On 06/07/2011 21:18, David Jarvie wrote:
On Wednesday 06 July 2011 21:10:06 Thiago Macieira wrote:
Em Wednesday, 6 de July de 2011, às 20:54:54, David Jarvie escreveu:
Duration is simply the number of seconds or milliseconds between two
dates,  appropriately given in their universal time. So duration is not
affected by daylight savings.
Duration must record whether it was specified in terms of
hours/minutes/seconds, or days/weeks/whatever so that daylight savings
changes can be taken into account when calculating the end time of a
duration, given a start time.

If the duration class provides methods to calculate the end time, given a
start time, then it must take account of daylight savings changes.

See kdepimlibs/kcalcore/duration.h for example.
That's not what QTimeSpan is supposed to be. It's simply a quantity of
seconds.
Ok.
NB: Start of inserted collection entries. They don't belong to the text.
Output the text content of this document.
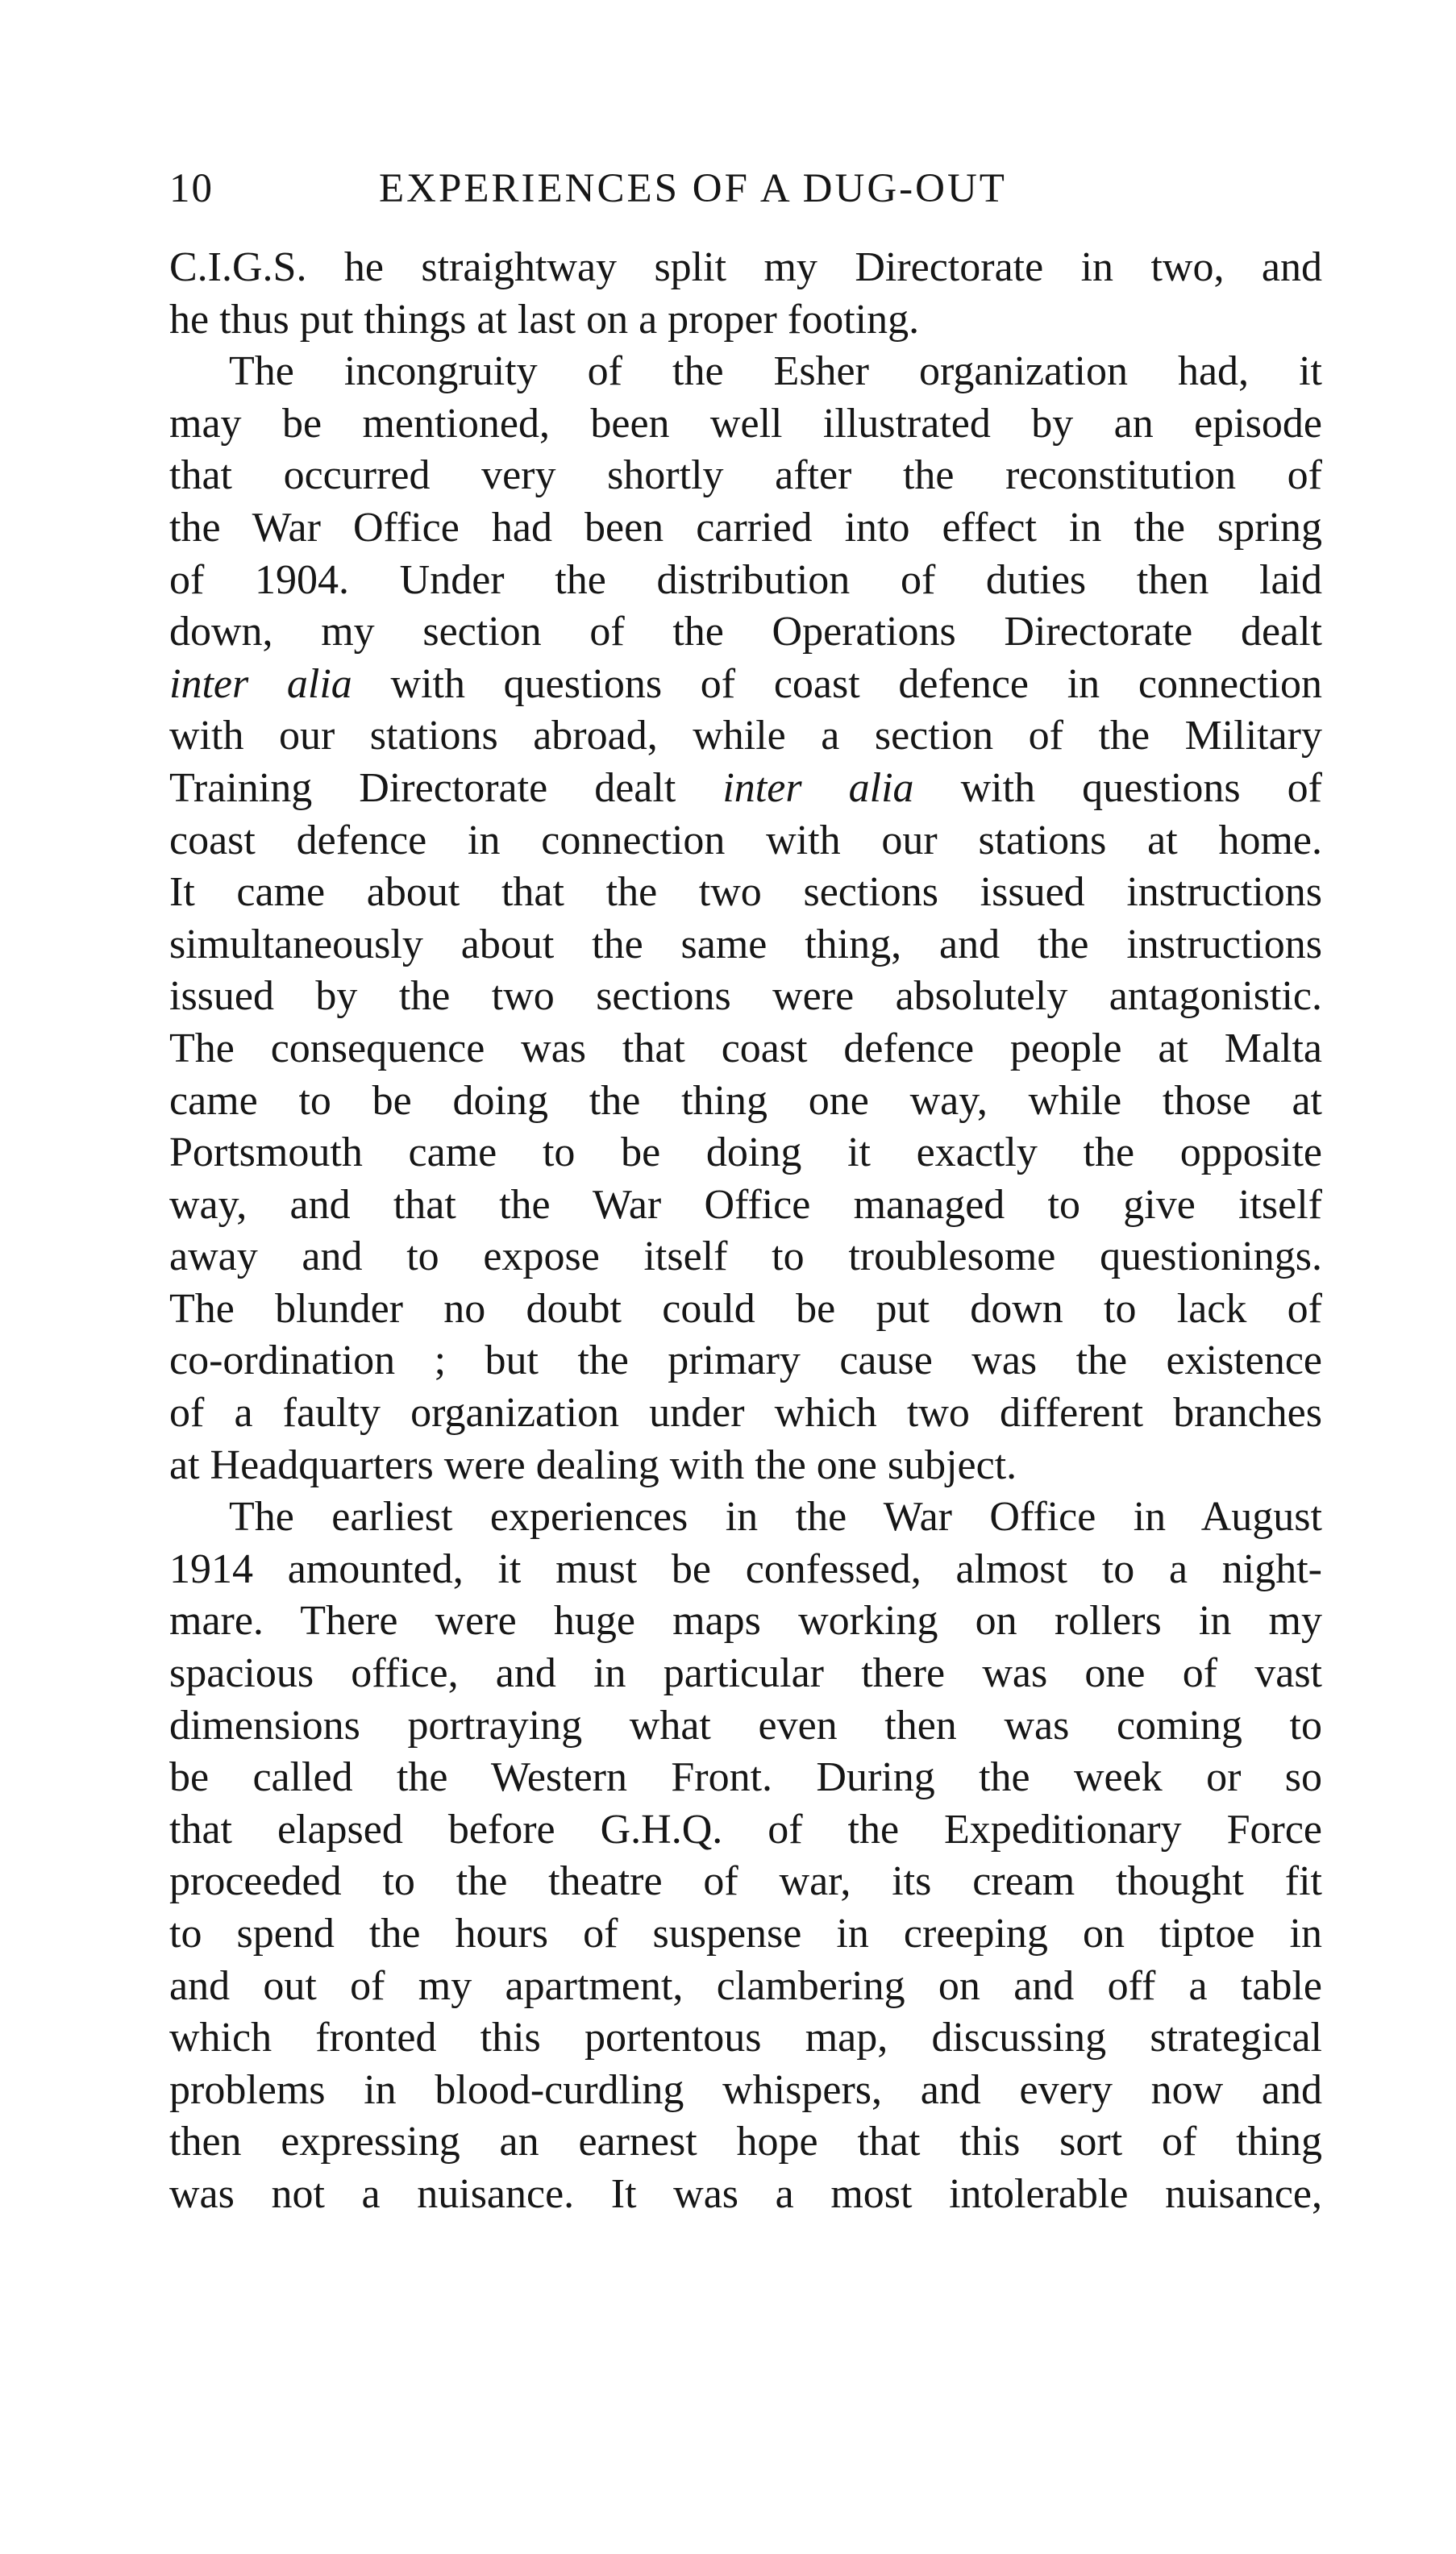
10	EXPERIENCES OF A DUG-OUT
C.I.G.S. he straightway split my Directorate in two, and
he thus put things at last on a proper footing.
The incongruity of the Esher organization had, it
may be mentioned, been well illustrated by an episode
that occurred very shortly after the reconstitution of
the War Office had been carried into effect in the spring
of 1904. Under the distribution of duties then laid
down, my section of the Operations Directorate dealt
inter alia with questions of coast defence in connection
with our stations abroad, while a section of the Military
Training Directorate dealt inter alia with questions of
coast defence in connection with our stations at home.
It came about that the two sections issued instructions
simultaneously about the same thing, and the instructions
issued by the two sections were absolutely antagonistic.
The consequence was that coast defence people at Malta
came to be doing the thing one way, while those at
Portsmouth came to be doing it exactly the opposite
way, and that the War Office managed to give itself
away and to expose itself to troublesome questionings.
The blunder no doubt could be put down to lack of
co-ordination ; but the primary cause was the existence
of a faulty organization under which two different branches
at Headquarters were dealing with the one subject.
The earliest experiences in the War Office in August
1914 amounted, it must be confessed, almost to a night-
mare. There were huge maps working on rollers in my
spacious office, and in particular there was one of vast
dimensions portraying what even then was coming to
be called the Western Front. During the week or so
that elapsed before G.H.Q. of the Expeditionary Force
proceeded to the theatre of war, its cream thought fit
to spend the hours of suspense in creeping on tiptoe in
and out of my apartment, clambering on and off a table
which fronted this portentous map, discussing strategical
problems in blood-curdling whispers, and every now and
then expressing an earnest hope that this sort of thing
was not a nuisance. It was a most intolerable nuisance,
Being more limited, it won't be a suitable replacement for 
KCalCore::Duration.
I would need to take a closer look at KCalCore::Duration but from what you have said it should be very simple to implement an equivalent to it in terms of QTimeSpan given that a duration is a fixed quantity (within an inertial frame). QTimeSpan has the facility to specify a start datetime and to calculate the end of the span but where it would fall short is the representation of that end time if it lies in a period of daylight savings different to the start time.

QDateTime simply stores a QDateTime as the optional start (or end time if the span is negative) and the duration in milliseconds as a qint64. It was meant as a simple convenience class for cases like displaying a label with "Download has x:y remaining" or for working with datetime mathematical operations analogous to QRect for e.g.